Sebagian besar waktu, pasien tidak menyadari infeksi. Gejalanya terlihat pada orang dengan sistem kekebalan yang sangat lemah. Organ yang umumnya terkena adalah mata, paru-paru, otak, dan hati. Seluruh tubuh dipenuhi dengan peradangan yang parah dan menyakitkan. Gejala awal berkembang dalam 5 hingga 12 hari setelah terpapar virus. Pembentukan lepuh kecil muncul dalam bentuk cluster diamati. Mereka diisi dengan air dan mungkin berakhir berdarah dan menginfeksi daerah sekitarnya. Lepuh sangat menyakitkan dan menyebabkan demam. Kelenjar getah bening cenderung membengkak saat infeksi menyebar.
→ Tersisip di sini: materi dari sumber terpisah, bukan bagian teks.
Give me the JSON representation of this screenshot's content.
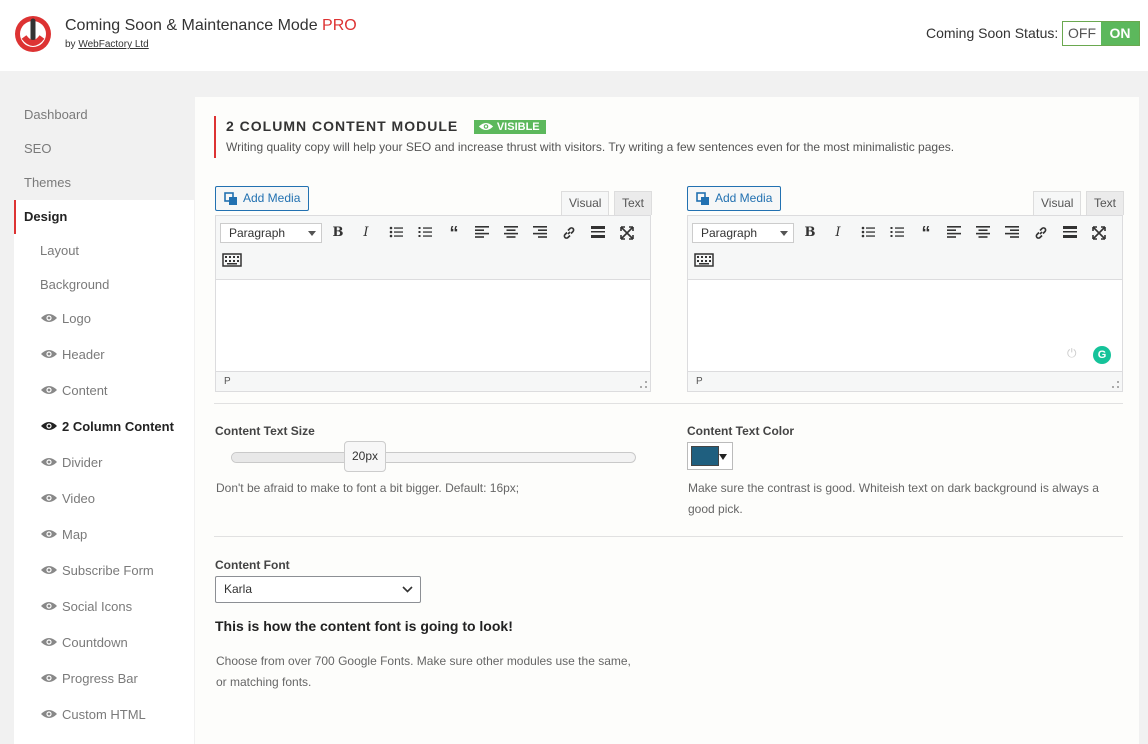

Kulit yang rusak berkembang menjadi infeksi bakteri sekunder. Menggigil dan malaise juga merupakan gejala yang signifikan. Dalam waktu 7 hingga 10 hari setelah kondisi tersebut berkembang, ada bercak-bercak baru yang terbentuk di sekitar tubuh. Bercak ini terinfeksi streptokokus atau stafilokokus. Saat infeksi menyebar, lesi berisi nanah dan menjadi berkerak. Mereka mulai berdarah, jika tidak diobati sedini mungkin.

Komplikasi

Jika seseorang tidak segera mencari pengobatan, itu dapat menyebabkan banyak komplikasi parah. Karena infeksi ini dapat menyebar ke mata, itu akan menyebabkan jaringan parut, menyebabkan kebutaan. Jika kondisi tersebut mengarah pada infeksi sistemik, maka dapat menyebabkan kerusakan organ dalam. Kerusakan ini dapat berubah menjadi kondisi yang mengancam jiwa. Infeksi tersebut membuat kulit rentan terhadap infeksi Staphylococcus aureus . Hal ini membuat kondisi pasien menjadi sangat serius dan pengobatan menjadi sangat sulit.

Perlakuan

Diagnosis dini agak rumit karena gejala awal terlihat seperti kasus eksim yang buruk. Namun, dengan tes diagnostik tertentu, dokter mungkin dapat mendiagnosis kondisi tersebut. Kondisi kulit ini mengharuskan seseorang dirawat di rumah sakit. Dokter mungkin meresepkan obat antivirus seperti asiklovir dan valasiklovir untuk pengobatan. Dalam kasus pasien immunocompromised, foscarnet mungkin disarankan. Dalam kasus infeksi bakteri sekunder, antibiotik juga dapat disarankan.

Apa ini menular?

Eksim herpetikum menular karena virus penyebab herpes simpleks bersifat menular. Pasien ditempatkan di bangsal isolasi, dan diberikan obat antivirus untuk mengendalikan infeksi.

Jika seseorang didiagnosis dengan kondisi tersebut, sangat penting untuk tidak menggaruk daerah yang terkena, karena akan menyebabkan infeksi bakteri sekunder. Rumah harus disedot secara teratur untuk menghindari debu dan tungau. Mandi dengan air suam-suam kuku dan tidak tinggal di air untuk waktu yang lama. Hindari penggunaan bahan kimia, deterjen, sabun, dan pewangi pada kulit. Ambil semua obat dan tindakan pencegahan seperti yang disarankan oleh dokter. Dengan tidak adanya perhatian yang tepat, situasinya bisa berakibat fatal.

Penafian: Artikel Ini ini dimaksudkan untuk tujuan informasi saja, dan tidak boleh dianggap sebagai pengganti saran medis ahli.